Norway’s Electronic Public Records (OEP) provision requires that federal agencies publish a daily register of metadata to an online access portal, which allows users to search all records across the government to make FOI requests. Currently, approximately 100 Norwegian government agencies use OEP to upload their public records, all doing so daily and according to a standard entry format, and these entries are then compiled into one common OEP database. While the OEP does not store the actual documents themselves, the single metadata repository includes the document’s case number, document title, sender/recipient information, exemption authorization, document date, and contact details for the authority responsible for the document. The US should improve on Norway’s OEP initiative not only by requiring agencies, either in a single repository or on an agency by agency basis, to regularly upload contact information that would make filing FOIA requests less cumbersome for requesters, but also by requiring agencies to regularly upload previous FOIA releases. This would not only boost the US’ transparency bona fides, but it would also save FOIA officers the trouble of processing multiple duplicate FOIA requests.
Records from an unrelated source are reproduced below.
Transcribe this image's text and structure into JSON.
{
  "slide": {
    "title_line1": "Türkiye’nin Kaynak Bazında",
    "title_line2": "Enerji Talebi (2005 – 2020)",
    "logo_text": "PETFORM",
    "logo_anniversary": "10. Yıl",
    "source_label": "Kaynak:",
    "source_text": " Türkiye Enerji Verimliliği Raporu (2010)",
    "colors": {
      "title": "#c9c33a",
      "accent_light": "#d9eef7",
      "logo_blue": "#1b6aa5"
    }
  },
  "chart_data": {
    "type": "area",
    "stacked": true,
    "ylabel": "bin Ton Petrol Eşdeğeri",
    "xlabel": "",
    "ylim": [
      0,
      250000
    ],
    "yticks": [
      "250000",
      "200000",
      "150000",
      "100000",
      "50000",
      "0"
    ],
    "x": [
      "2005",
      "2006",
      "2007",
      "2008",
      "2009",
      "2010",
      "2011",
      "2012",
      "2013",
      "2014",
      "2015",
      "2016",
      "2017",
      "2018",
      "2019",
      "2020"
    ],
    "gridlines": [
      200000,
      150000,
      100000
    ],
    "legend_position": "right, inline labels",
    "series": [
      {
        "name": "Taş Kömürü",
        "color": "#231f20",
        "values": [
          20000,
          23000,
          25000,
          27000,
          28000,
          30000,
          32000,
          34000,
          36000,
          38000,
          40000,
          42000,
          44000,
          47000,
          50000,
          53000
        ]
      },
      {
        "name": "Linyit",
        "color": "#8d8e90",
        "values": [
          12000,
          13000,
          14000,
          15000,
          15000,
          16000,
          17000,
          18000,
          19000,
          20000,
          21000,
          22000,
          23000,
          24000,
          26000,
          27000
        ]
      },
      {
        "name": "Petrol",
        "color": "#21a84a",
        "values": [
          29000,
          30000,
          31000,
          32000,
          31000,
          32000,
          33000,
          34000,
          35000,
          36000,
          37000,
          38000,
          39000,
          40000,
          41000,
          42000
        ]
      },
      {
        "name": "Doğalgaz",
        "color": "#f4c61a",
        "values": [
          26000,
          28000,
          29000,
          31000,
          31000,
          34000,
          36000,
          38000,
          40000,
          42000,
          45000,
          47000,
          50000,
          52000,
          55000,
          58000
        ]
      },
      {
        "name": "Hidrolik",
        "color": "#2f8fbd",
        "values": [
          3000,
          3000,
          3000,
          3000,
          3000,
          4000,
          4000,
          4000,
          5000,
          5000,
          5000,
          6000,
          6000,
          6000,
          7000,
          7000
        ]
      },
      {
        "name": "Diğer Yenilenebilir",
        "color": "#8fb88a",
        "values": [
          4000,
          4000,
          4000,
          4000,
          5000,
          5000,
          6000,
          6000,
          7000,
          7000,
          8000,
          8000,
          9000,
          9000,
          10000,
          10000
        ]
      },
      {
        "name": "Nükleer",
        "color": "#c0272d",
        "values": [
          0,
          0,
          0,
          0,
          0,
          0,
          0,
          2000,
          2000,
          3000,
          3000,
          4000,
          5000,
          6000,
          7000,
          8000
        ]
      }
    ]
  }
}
Of course, several agencies, including the and Department of State, Department of Defense Washington Headquarters Services, the Interagency Security Classification Appeals Panel, as well as the agencies participating in FOIAonline, already post documents online as they’re released. This is the direction the entire federal government should be heading. Not requiring all agencies to post documents online as they are released through the FOIA is a key misstep that is at odds with basic transparency principles of opening up government data for greater accountability, creates more work for both requesters and agency FOIA officers, costs more money, and leaves the United States in the second tier of Open Governments. The FOIA bill currently being drafted in the Senate is a prime opportunity to mandate that, aside from specific caveats including “first-party” requests made by requesters for documents about themselves and documents that are not already digitized, agencies’ default policies should be to post FOIA releases created after February 7, 2000, online (the Section 508 Amendment to the Rehabilitation Act of 1973 specified that not later than February 7, 2000, all documents must be created digitally in formats accessible to people with disabilities).
The United States was the first country to enact a modern Freedom of Information Act; it will return to the first tier of Open Governments only when it more fully enters the 21st century and begins making the documents it releases available online.